Desceu a escada do avião e colocou o pé direito na
pista da base aérea. O joelho doeu. Esquecera do estilhaço naquela perna, deveria
ter pisado com o outro pé. Apesar de a dor ser quase contínua, não se
acostumava.
Era o último a descer. Olhou por um instante os
soldados que se retiravam, capengueando, com as bagagens a tiracolo.
Apressou-se a também deixar a pista. Não havia parentes para receber nenhum
deles. A guerra não acabara, tinham apenas desmobilizado aquele regimento.
Ganhara uma licença inesperada. Fora uma volta apressada, sem tempo para
avisarem as famílias.
Dois anos antes, a convocação também o pegara de
surpresa. Sabia da mobilização do pessoal da reserva, lógico, mas achou que
demoraria mais para chegar na sua cidade. Lembrou do pânico; do pensamento
mágico que seria dispensado na última hora; dos enormes olhos verdes da esposa
pela janela do ônibus, se despedindo, quando a viatura do Exército se afastava;
da sensação de irremediável solidão no avião que deixava o país.

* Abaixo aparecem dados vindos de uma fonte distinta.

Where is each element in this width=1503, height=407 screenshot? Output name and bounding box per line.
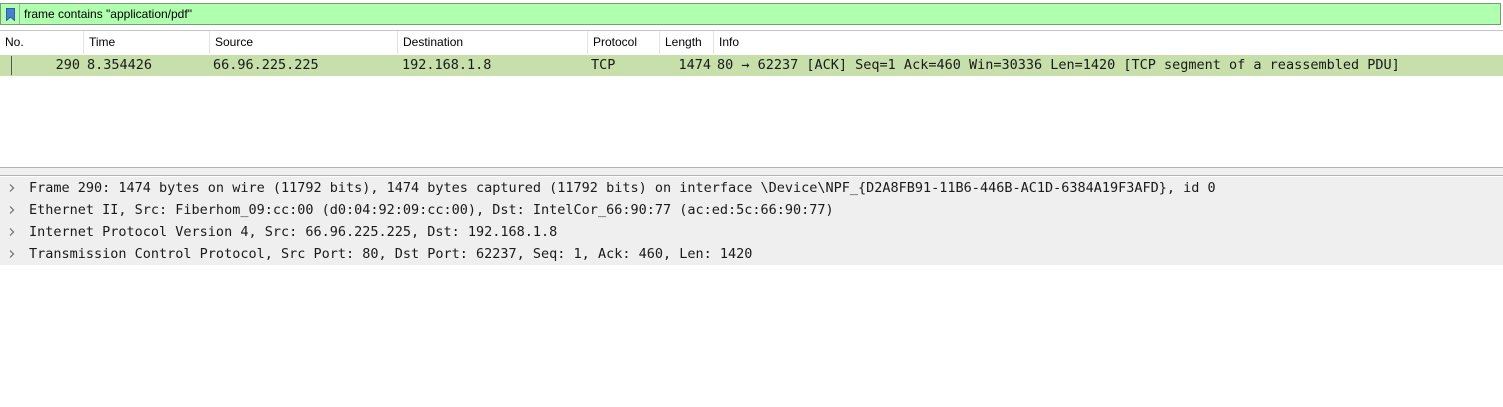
column-header-info[interactable]: Info: [714, 31, 1503, 54]
tree-item-ipv4[interactable]: Internet Protocol Version 4, Src: 66.96.…: [0, 221, 1503, 243]
chevron-right-icon[interactable]: [7, 227, 17, 237]
packet-row[interactable]: 290 8.354426 66.96.225.225 192.168.1.8 T…: [0, 55, 1503, 76]
tree-item-label: Ethernet II, Src: Fiberhom_09:cc:00 (d0:…: [29, 202, 834, 218]
display-filter-input[interactable]: [20, 4, 1500, 24]
packet-no: 290: [55, 57, 80, 73]
column-header-length[interactable]: Length: [660, 31, 714, 54]
filter-bookmark-button[interactable]: [1, 4, 20, 24]
tree-item-label: Transmission Control Protocol, Src Port:…: [29, 246, 753, 262]
pane-splitter[interactable]: [0, 167, 1503, 176]
packet-details-tree: Frame 290: 1474 bytes on wire (11792 bit…: [0, 177, 1503, 265]
packet-list-header: No. Time Source Destination Protocol Len…: [0, 31, 1503, 54]
tree-item-label: Frame 290: 1474 bytes on wire (11792 bit…: [29, 180, 1216, 196]
chevron-right-icon[interactable]: [7, 183, 17, 193]
display-filter-bar: [0, 3, 1501, 25]
column-header-destination[interactable]: Destination: [398, 31, 588, 54]
column-header-no[interactable]: No.: [0, 31, 84, 54]
wireshark-window: No. Time Source Destination Protocol Len…: [0, 0, 1503, 407]
column-header-time[interactable]: Time: [84, 31, 210, 54]
chevron-right-icon[interactable]: [7, 249, 17, 259]
packet-time: 8.354426: [87, 57, 153, 73]
packet-length: 1474: [678, 57, 711, 73]
packet-source: 66.96.225.225: [213, 57, 319, 73]
column-header-protocol[interactable]: Protocol: [588, 31, 660, 54]
tree-item-ethernet[interactable]: Ethernet II, Src: Fiberhom_09:cc:00 (d0:…: [0, 199, 1503, 221]
packet-destination: 192.168.1.8: [402, 57, 492, 73]
tree-item-frame[interactable]: Frame 290: 1474 bytes on wire (11792 bit…: [0, 177, 1503, 199]
packet-info: 80 → 62237 [ACK] Seq=1 Ack=460 Win=30336…: [717, 57, 1400, 73]
tree-item-label: Internet Protocol Version 4, Src: 66.96.…: [29, 224, 558, 240]
packet-list-pane: No. Time Source Destination Protocol Len…: [0, 30, 1503, 167]
chevron-right-icon[interactable]: [7, 205, 17, 215]
tree-item-tcp[interactable]: Transmission Control Protocol, Src Port:…: [0, 243, 1503, 265]
packet-details-pane: Frame 290: 1474 bytes on wire (11792 bit…: [0, 176, 1503, 407]
bookmark-icon: [5, 7, 15, 21]
packet-protocol: TCP: [591, 57, 616, 73]
column-header-source[interactable]: Source: [210, 31, 398, 54]
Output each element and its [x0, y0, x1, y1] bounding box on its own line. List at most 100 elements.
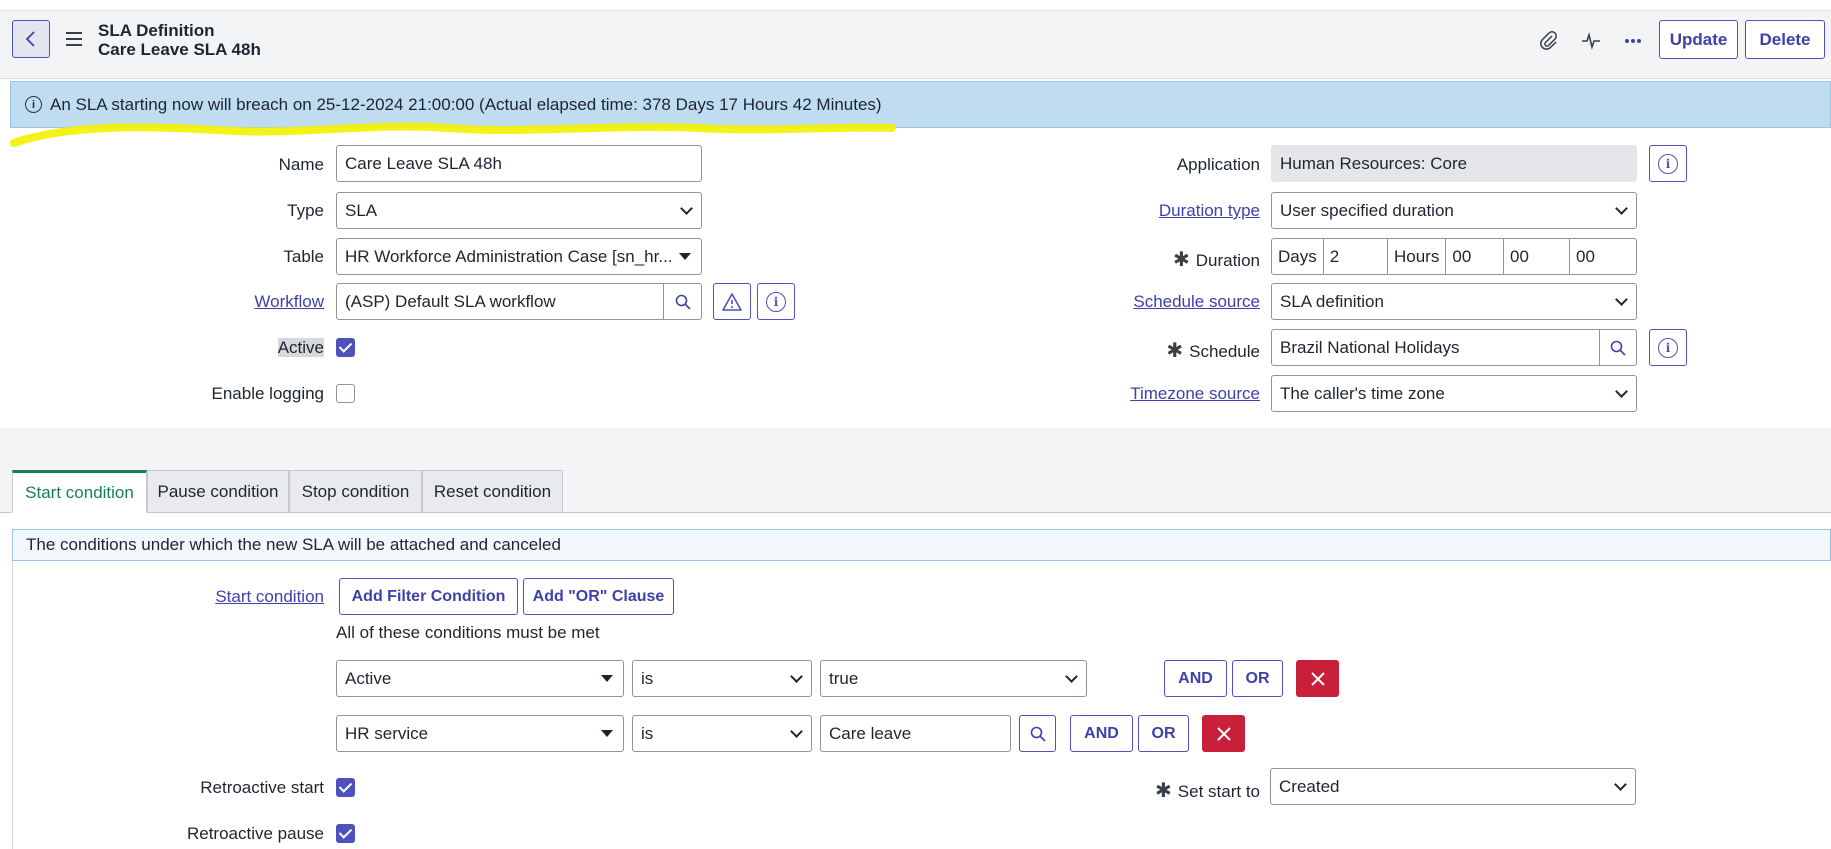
- add-or-clause-button[interactable]: Add "OR" Clause: [523, 578, 674, 615]
- back-button[interactable]: [12, 20, 50, 58]
- retroactive-pause-checkbox[interactable]: [336, 824, 355, 843]
- highlighter-mark: [10, 122, 896, 147]
- schedule-value: Brazil National Holidays: [1280, 337, 1460, 357]
- chevron-down-icon: [1614, 777, 1627, 791]
- schedule-source-link[interactable]: Schedule source: [1050, 292, 1260, 312]
- chevron-left-icon: [25, 31, 35, 47]
- workflow-link[interactable]: Workflow: [180, 292, 324, 312]
- active-label-text: Active: [277, 338, 324, 357]
- enable-logging-checkbox[interactable]: [336, 384, 355, 403]
- chevron-down-icon: [1615, 201, 1628, 215]
- and-button[interactable]: AND: [1070, 715, 1133, 752]
- retroactive-pause-label: Retroactive pause: [186, 824, 324, 843]
- name-field[interactable]: Care Leave SLA 48h: [336, 145, 702, 182]
- chevron-down-icon: [790, 724, 803, 738]
- tab-stop-condition[interactable]: Stop condition: [289, 470, 422, 513]
- table-label: Table: [283, 247, 324, 266]
- info-icon: i: [1658, 153, 1678, 174]
- timezone-source-link[interactable]: Timezone source: [1050, 384, 1260, 404]
- start-condition-link[interactable]: Start condition: [170, 587, 324, 607]
- and-button[interactable]: AND: [1164, 660, 1227, 697]
- or-button[interactable]: OR: [1232, 660, 1283, 697]
- condition-value-field[interactable]: Care leave: [820, 715, 1011, 752]
- schedule-source-value: SLA definition: [1280, 291, 1384, 311]
- required-icon: ✱: [1166, 340, 1184, 362]
- condition-operator-value: is: [641, 723, 654, 743]
- chevron-down-icon: [1615, 292, 1628, 306]
- hours-input[interactable]: 00: [1445, 239, 1503, 274]
- schedule-info-button[interactable]: i: [1649, 329, 1687, 366]
- set-start-select[interactable]: Created: [1270, 768, 1636, 805]
- chevron-down-icon: [680, 201, 693, 215]
- condition-field-select[interactable]: HR service: [336, 715, 624, 752]
- days-label: Days: [1278, 246, 1317, 266]
- schedule-search-icon[interactable]: [1600, 330, 1636, 365]
- table-select[interactable]: HR Workforce Administration Case [sn_hr.…: [336, 238, 702, 275]
- condition-description: The conditions under which the new SLA w…: [12, 529, 1831, 561]
- minutes-input[interactable]: 00: [1504, 239, 1570, 274]
- set-start-label: ✱ Set start to: [1050, 778, 1260, 803]
- info-icon: i: [1658, 337, 1678, 358]
- add-filter-condition-button[interactable]: Add Filter Condition: [339, 578, 518, 615]
- retroactive-start-checkbox[interactable]: [336, 778, 355, 797]
- tab-start-condition[interactable]: Start condition: [12, 470, 147, 513]
- info-icon: i: [25, 96, 42, 113]
- application-field: Human Resources: Core: [1271, 145, 1637, 182]
- days-input[interactable]: 2: [1322, 239, 1387, 274]
- set-start-value: Created: [1279, 776, 1340, 796]
- dropdown-triangle-icon: [601, 730, 613, 737]
- application-label: Application: [1176, 155, 1260, 174]
- delete-button[interactable]: Delete: [1745, 20, 1825, 59]
- more-options-icon[interactable]: [1620, 28, 1646, 54]
- attachment-icon[interactable]: [1536, 28, 1562, 54]
- timezone-source-select[interactable]: The caller's time zone: [1271, 375, 1637, 412]
- chevron-down-icon: [1615, 384, 1628, 398]
- top-divider: [0, 0, 1831, 11]
- chevron-down-icon: [790, 669, 803, 683]
- workflow-info-button[interactable]: i: [757, 283, 795, 320]
- application-info-button[interactable]: i: [1649, 145, 1687, 182]
- duration-type-link[interactable]: Duration type: [1050, 201, 1260, 221]
- page-title: SLA Definition: [98, 21, 215, 40]
- condition-field-select[interactable]: Active: [336, 660, 624, 697]
- panel-border: [12, 561, 13, 849]
- type-label: Type: [287, 201, 324, 220]
- condition-operator-select[interactable]: is: [632, 715, 812, 752]
- workflow-search-icon[interactable]: [664, 284, 701, 319]
- workflow-field[interactable]: (ASP) Default SLA workflow: [336, 283, 702, 320]
- hours-group: Hours 00: [1388, 239, 1504, 274]
- condition-operator-select[interactable]: is: [632, 660, 812, 697]
- warning-button[interactable]: [713, 283, 751, 320]
- type-value: SLA: [345, 200, 378, 220]
- all-conditions-text: All of these conditions must be met: [336, 623, 600, 642]
- menu-icon[interactable]: [66, 32, 82, 46]
- duration-label-text: Duration: [1195, 251, 1260, 270]
- condition-search-button[interactable]: [1019, 715, 1056, 752]
- remove-condition-button[interactable]: [1202, 715, 1245, 752]
- schedule-field[interactable]: Brazil National Holidays: [1271, 329, 1637, 366]
- remove-condition-button[interactable]: [1296, 660, 1339, 697]
- update-button[interactable]: Update: [1659, 20, 1738, 59]
- table-value: HR Workforce Administration Case [sn_hr.…: [345, 246, 673, 266]
- search-icon: [1030, 726, 1046, 742]
- condition-field-value: HR service: [345, 723, 429, 743]
- activity-icon[interactable]: [1578, 28, 1604, 54]
- active-checkbox[interactable]: [336, 338, 355, 357]
- seconds-input[interactable]: 00: [1570, 239, 1636, 274]
- condition-value-select[interactable]: true: [820, 660, 1087, 697]
- timezone-source-value: The caller's time zone: [1280, 383, 1445, 403]
- schedule-label: ✱ Schedule: [1050, 338, 1260, 363]
- chevron-down-icon: [1065, 669, 1078, 683]
- schedule-source-select[interactable]: SLA definition: [1271, 283, 1637, 320]
- retroactive-start-label: Retroactive start: [200, 778, 324, 797]
- duration-group: Days 2 Hours 00 00 00: [1271, 238, 1637, 275]
- duration-type-select[interactable]: User specified duration: [1271, 192, 1637, 229]
- type-select[interactable]: SLA: [336, 192, 702, 229]
- tab-reset-condition[interactable]: Reset condition: [422, 470, 563, 513]
- tab-pause-condition[interactable]: Pause condition: [147, 470, 289, 513]
- required-icon: ✱: [1155, 780, 1172, 802]
- dropdown-triangle-icon: [601, 675, 613, 682]
- dropdown-triangle-icon: [679, 253, 691, 260]
- section-separator: [0, 428, 1831, 448]
- or-button[interactable]: OR: [1138, 715, 1189, 752]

Agora pegava o ônibus perto da base aérea para
voltar para casa. A paisagem não mudara muito. Algumas casas viraram prédios,
um shopping fora construído. À medida que rodava para os bairros mais
afastados, a paisagem era cada vez mais semelhante à que lembrava. O ônibus
estava quase vazio, e as poucas pessoas o olhavam de soslaio. Seria porque sua
presença evocava a lembrança da guerra? Talvez nem fosse por isso. Um negrão de
quase dois metros de altura com a farda do Exército chama mesmo atenção.
Tentou se acomodar no banco, o joelho doeu de novo.

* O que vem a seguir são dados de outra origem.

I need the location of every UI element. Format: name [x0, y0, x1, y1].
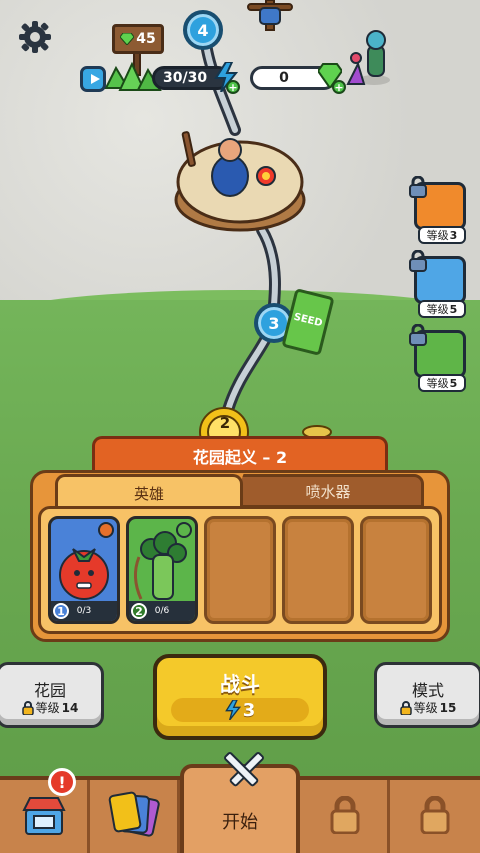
role-sword-icon — [98, 522, 114, 538]
nav-start[interactable]: 开始 — [180, 752, 300, 853]
reward-checklist[interactable]: 等级 5 — [409, 250, 468, 318]
crossed-swords-icon — [224, 752, 264, 787]
lock-icon — [409, 250, 427, 272]
scarecrow-icon — [247, 0, 293, 31]
gem-icon — [120, 33, 135, 45]
nav-start-label: 开始 — [222, 812, 258, 833]
shop-icon — [22, 797, 66, 835]
level-label: 等级 — [35, 701, 60, 715]
empty-hero-slot[interactable] — [204, 516, 276, 624]
nav-shop[interactable]: ! — [0, 768, 90, 853]
level-label: 等级 — [413, 701, 438, 715]
battle-button[interactable]: 战斗 3 — [153, 654, 327, 740]
reward-level-tag: 等级 3 — [418, 226, 466, 244]
level-node-number: 4 — [197, 20, 209, 40]
gem-sign[interactable]: 45 — [112, 24, 164, 54]
seed-pack-label: SEED — [292, 311, 324, 330]
tab-heroes[interactable]: 英雄 — [55, 474, 243, 510]
garden-level: 等级 14 — [0, 699, 101, 716]
lock-icon — [409, 324, 427, 346]
gear-icon[interactable] — [18, 20, 52, 54]
level-node-4[interactable]: 4 — [183, 10, 223, 50]
hero-level: 2 — [131, 603, 147, 619]
role-leaf-icon — [176, 522, 192, 538]
mode-level: 等级 15 — [377, 699, 479, 716]
mode-title: 模式 — [411, 681, 444, 700]
cards-icon — [108, 791, 160, 837]
level-value: 14 — [61, 700, 79, 715]
level-value: 3 — [449, 228, 458, 242]
sign-gem-count: 45 — [136, 31, 156, 47]
tomato-hero-icon — [59, 548, 109, 600]
empty-hero-slot[interactable] — [360, 516, 432, 624]
wizard-enemy-icon — [346, 30, 390, 85]
watch-video-button[interactable] — [80, 66, 106, 92]
nav-locked-1[interactable] — [300, 780, 390, 853]
battle-cost-value: 3 — [242, 699, 256, 721]
garden-button[interactable]: 花园 等级 14 — [0, 662, 104, 728]
nav-cards[interactable] — [90, 780, 180, 853]
energy-value: 30/30 — [163, 70, 208, 86]
empty-hero-slot[interactable] — [282, 516, 354, 624]
reward-level-tag: 等级 5 — [418, 300, 466, 318]
level-value: 5 — [449, 376, 458, 390]
lock-icon — [399, 700, 412, 715]
broccoli-hero-icon — [134, 531, 187, 600]
reward-gift[interactable]: 等级 3 — [409, 176, 468, 244]
level-label: 等级 — [426, 303, 449, 316]
mission-title: 花园起义 – 2 — [92, 436, 388, 472]
mode-button[interactable]: 模式 等级 15 — [374, 662, 480, 728]
level-value: 5 — [449, 302, 458, 316]
boss-platform[interactable] — [174, 120, 306, 238]
battle-cost: 3 — [171, 698, 309, 722]
hero-card-broccoli[interactable]: 2 0/6 — [126, 516, 198, 624]
level-value: 15 — [439, 700, 457, 715]
energy-bolt-icon — [224, 700, 241, 720]
nav-locked-2[interactable] — [390, 780, 480, 853]
add-gems-button[interactable]: + — [332, 80, 346, 94]
level-label: 等级 — [426, 377, 449, 390]
add-energy-button[interactable]: + — [226, 80, 240, 94]
lock-icon — [330, 796, 360, 834]
reward-ribbon-gift[interactable]: 等级 5 — [409, 324, 468, 392]
hero-level: 1 — [53, 603, 69, 619]
level-label: 等级 — [426, 229, 449, 242]
level-node-number: 3 — [268, 313, 280, 333]
gem-value: 0 — [279, 70, 289, 86]
hero-card-tomato[interactable]: 1 0/3 — [48, 516, 120, 624]
garden-title: 花园 — [33, 681, 66, 700]
lock-icon — [21, 700, 34, 715]
tab-sprinklers[interactable]: 喷水器 — [232, 474, 424, 508]
reward-level-tag: 等级 5 — [418, 374, 466, 392]
level-node-2: 2 — [219, 414, 231, 432]
lock-icon — [409, 176, 427, 198]
battle-title: 战斗 — [220, 672, 260, 696]
lock-icon — [420, 796, 450, 834]
shop-alert-badge: ! — [48, 768, 76, 796]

Aquele ferimento iria demorar para resolver. No dia em levou o estilhaço de
morteiro na perna estava há mais de 12 horas deitado no chão, sem comer ou
dormir, com terra e pó nos olhos, na boca e no nariz. Pensou nas histórias de
guerra que já lera, do clichê de que os soldados ficam com "o cheiro de
sangue impregnado nas narinas". Balela. O pior mesmo era o cheiro podre do
barro velho, da lama estagnada. Quando ouviu o assobio fininho se aproximando,
fechou os olhos e esperou. Ato contínuo, veio o estrondo, o deslocamento de ar
que o chutou cinco metros longe, a nuvem de terra e pedras que lhe caiu por
cima. Na verdade não fora um estilhaço que o atingira, e sim a energia e o
material deslocados na queda do projétil. Claro, se um morteiro daqueles
tivesse lhe atingido, seria agora apenas uma medalha, não estaria ali descendo
a rua com a perna doendo. Mesmo assim, aquela avalanche – que além das pedras
incluiu o corpo de um colega de batalhão que teve o azar de estar mais perto do
epicentro da queda - fora o suficiente para lhe fraturar a perna e torcer o
joelho. Até que tivera sorte. Em dois anos de front, não sofrera ainda nenhum
arranhão. Tirando pela surdez progressiva, inevitável devido aos tiroteios,
vinha escapando ileso.
Saltou do ônibus, andou um pouco, dobrou uma
esquina: estava na sua rua. Começou a descer a rua a pé. Ruazinha quieta, de
paralelepípedos, muitas árvores. Só casas, nenhum prédio. Ninguém na rua naquela
manhã. Um cachorro latiu em algum lugar. Seguiu rengueando, arrastando a perna
dolorida. Aqui sim, estava tudo como deixara; diria que até as peças de roupa
nos varais eram as mesmas.
Parou na frente da casa. Nem soube o que pensar
primeiro. Estava igual. Quer dizer, um pouco mais velha, mais descascada; o
portãozinho um pouco mais enferrujado. Mas a mesma. Continuava inclusive sem
campainha no portão. A janela da frente estava aberta. Imaginou-se lá dentro, a
cara de feliz incredulidade da mulher; antecipou o abraço e as lágrimas. Se
pudesse, choraria.
Armava os dois braços para bater palmas quando a
criança apareceu na janela.
Estacou, o gesto congelado. Era uma menina. Devia
ter um ano de idade, não mais que isso. Loira. Linda. Os imensos olhos verdes
da mãe. A mesma boca rasgada. Apareceu engatinhando, decerto subira no sofá que
ficava embaixo da janela. Ela lhe fitou fixamente por um minuto. Depois sumiu
lá pra dentro.
Ficou congelado na calçada por um instante. Olhou a
casa. Depois, aproveitando que ainda estava fardado, ficou em posição de
sentido, fez meia-volta e rompeu marcha. A guerra ainda não terminara.